VISTOS: I.- antecedentes del proceso
El recurso de casación de fs. 2313 a 2319, interpuesto por la Caja de Salud de Caminos y RA, representado por Alberto Fenelon Osinaga Riverty, impugnando la Sentencia N° 26/2022 de 20 de septiembre, de fs. 2300 a 2311, emitida por la Sala Contenciosa, Contencioso Administrativa y Social Administrativa del Tribunal Departamental de Justicia de Oruro, dentro del proceso Contencioso que sigue Laboratorio de Análisis Clínico Estela SRL, contra la entidad recurrente; el Auto N° 487/2022 de 12 de octubre de fs. 2325, que concedió el recurso de casación; los antecedentes procesales y todo lo que fue pertinente analizar;
Sentencia
Tramitado el proceso contencioso, la Sala Contenciosa, Contencioso Administrativa y Social Administrativa del Tribunal Departamental de Justicia de Oruro, emitió la Sentencia N° 26/2022 de 20 de septiembre, declarando PROBADA, la demanda, contenciosa de fs. 506 a 522, por cumplimiento de obligación, disponiendo; que la Caja de Salud de Caminos y RA, cumpla con el pago adeudado de la suma liquida y exigible de Bs.444.744,00 (Cuatrocientos cuarenta y cuatro mil setecientos cuarenta y cuatro 00/100 Bolivianos), a favor de Geovana Reyna Rivero Nogales representante legal del Laboratorio de Análisis Clínico Estela SRL.
Sin cotas y costos.
II.- FUNDAMENTOS DEL RECURSO DE CASACIÓN
Contra la referida Sentencia, la Caja de Salud de Caminos y RA interpuso recurso de casación, alegando lo siguiente:
La empresa demandante señaló que, el monto total de la pretensión es de Bs448.024,00 (Cuatrocientos Cuarenta y Ocho Mil Veinticuatro 00/100 Bolivianos); sin embargo, realizada la suma total de los montos que describe en la demanda, se llega a establecer que la presunta deuda sería de Bs521.449,00 (Quinientos Veintiún Mil Cuatrocientos Cuarenta y Nueve 00/100 Bolivianos), lo cual, es contradictorio entre sí, llegando a establecer, que no existe certidumbre sobre el monto que pretende cobrar.

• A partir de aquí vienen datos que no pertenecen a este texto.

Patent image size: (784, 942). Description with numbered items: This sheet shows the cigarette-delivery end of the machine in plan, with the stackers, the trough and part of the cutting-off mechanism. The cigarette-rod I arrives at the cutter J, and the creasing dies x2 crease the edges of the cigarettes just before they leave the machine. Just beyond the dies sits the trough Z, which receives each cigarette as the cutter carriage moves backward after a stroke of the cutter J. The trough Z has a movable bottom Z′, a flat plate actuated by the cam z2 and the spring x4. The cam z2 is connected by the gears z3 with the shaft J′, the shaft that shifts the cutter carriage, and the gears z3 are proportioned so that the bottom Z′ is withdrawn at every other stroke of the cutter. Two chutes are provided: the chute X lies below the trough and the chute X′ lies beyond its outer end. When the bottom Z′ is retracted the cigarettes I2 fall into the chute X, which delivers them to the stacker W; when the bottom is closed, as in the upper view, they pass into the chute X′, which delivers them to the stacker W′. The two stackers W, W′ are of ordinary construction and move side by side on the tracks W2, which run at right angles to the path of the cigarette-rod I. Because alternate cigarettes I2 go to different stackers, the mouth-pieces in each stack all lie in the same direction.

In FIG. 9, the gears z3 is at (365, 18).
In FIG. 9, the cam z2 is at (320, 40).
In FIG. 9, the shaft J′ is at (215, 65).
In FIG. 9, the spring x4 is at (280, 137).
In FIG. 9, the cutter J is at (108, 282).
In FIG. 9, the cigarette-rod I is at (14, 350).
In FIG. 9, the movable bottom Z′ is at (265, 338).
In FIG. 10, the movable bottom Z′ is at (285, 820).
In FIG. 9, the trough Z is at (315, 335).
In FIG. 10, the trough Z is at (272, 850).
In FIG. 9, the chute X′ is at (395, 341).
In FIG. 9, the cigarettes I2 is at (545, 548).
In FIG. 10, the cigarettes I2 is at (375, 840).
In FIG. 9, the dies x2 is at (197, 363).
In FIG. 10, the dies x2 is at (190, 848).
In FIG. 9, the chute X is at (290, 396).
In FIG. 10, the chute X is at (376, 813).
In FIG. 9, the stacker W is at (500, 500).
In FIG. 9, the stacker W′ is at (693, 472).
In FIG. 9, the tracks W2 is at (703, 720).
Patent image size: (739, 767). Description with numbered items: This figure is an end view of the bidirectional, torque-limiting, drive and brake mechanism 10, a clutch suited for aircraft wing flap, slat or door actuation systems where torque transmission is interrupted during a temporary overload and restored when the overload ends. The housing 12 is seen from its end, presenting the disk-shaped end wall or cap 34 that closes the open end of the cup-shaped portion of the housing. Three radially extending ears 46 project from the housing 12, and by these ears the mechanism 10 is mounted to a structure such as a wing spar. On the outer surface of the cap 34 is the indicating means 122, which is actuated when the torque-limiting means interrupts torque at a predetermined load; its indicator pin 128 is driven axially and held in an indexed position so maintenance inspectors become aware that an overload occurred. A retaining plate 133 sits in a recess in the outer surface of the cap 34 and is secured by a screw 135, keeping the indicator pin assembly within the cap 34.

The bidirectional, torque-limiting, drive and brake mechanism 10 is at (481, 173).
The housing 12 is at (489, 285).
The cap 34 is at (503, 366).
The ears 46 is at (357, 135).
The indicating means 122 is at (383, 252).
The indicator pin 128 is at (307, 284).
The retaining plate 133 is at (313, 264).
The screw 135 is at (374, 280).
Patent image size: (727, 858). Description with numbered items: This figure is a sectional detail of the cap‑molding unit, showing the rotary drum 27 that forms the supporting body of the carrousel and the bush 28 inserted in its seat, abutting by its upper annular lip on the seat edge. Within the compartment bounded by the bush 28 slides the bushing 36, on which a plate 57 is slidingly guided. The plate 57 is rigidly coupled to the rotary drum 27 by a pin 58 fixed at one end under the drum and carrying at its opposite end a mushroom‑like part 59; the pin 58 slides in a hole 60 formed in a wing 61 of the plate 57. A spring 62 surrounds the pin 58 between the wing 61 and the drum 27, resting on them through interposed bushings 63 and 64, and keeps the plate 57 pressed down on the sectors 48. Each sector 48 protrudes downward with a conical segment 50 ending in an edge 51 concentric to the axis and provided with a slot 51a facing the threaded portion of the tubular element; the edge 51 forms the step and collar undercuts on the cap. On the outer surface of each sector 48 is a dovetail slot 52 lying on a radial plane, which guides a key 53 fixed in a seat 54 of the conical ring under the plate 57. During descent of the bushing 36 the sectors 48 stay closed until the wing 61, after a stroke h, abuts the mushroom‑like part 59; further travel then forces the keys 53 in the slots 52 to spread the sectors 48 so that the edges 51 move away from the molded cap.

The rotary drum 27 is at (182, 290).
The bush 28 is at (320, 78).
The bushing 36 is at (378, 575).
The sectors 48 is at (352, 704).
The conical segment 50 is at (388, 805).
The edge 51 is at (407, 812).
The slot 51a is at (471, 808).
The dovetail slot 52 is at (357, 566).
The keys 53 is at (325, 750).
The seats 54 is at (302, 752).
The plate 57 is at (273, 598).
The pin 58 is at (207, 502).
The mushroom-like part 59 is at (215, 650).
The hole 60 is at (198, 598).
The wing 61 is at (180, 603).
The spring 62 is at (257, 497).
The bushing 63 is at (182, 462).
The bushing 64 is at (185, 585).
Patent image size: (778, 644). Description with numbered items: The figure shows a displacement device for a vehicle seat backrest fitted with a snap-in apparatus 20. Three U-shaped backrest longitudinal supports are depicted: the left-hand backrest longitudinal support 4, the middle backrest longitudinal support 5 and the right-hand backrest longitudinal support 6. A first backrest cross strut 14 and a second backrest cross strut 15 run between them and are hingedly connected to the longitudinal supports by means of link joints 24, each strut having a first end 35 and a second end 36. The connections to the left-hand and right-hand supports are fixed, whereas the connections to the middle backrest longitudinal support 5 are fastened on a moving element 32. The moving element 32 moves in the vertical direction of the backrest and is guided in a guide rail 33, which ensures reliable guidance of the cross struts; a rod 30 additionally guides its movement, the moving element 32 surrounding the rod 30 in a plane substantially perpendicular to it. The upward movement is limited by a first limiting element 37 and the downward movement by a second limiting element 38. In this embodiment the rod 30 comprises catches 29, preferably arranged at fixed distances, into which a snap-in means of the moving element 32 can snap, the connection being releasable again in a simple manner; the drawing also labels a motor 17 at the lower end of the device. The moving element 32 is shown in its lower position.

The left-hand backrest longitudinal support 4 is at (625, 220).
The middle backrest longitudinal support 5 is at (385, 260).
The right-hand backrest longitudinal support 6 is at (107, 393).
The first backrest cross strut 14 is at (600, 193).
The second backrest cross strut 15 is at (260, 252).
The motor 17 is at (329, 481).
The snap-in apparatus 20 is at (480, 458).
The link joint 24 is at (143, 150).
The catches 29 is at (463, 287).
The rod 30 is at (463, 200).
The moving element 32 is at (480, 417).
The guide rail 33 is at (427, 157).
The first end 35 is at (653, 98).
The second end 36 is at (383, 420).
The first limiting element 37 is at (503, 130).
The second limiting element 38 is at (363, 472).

Con el fin de graficar el detalle de obligaciones pendientes de pago, adjuntó tablas aplicando las observaciones del caso, añadiendo que el monto total de la deuda seria de Bs398.279,00 (Trescientos noventa y ocho mil doscientos setenta y nueve 00/100 Bolivianos), contradictorio a la pretensión de Bs448.024,00 (Cuatrocientos cuarenta y ocho mil veinticuatro 00/100 Bolivianos), descrita por el actor, evidenciando que no existe congruencia entre los montos referidos en la demanda, generando incertidumbre y duda razonable en cuanto a la pretensión.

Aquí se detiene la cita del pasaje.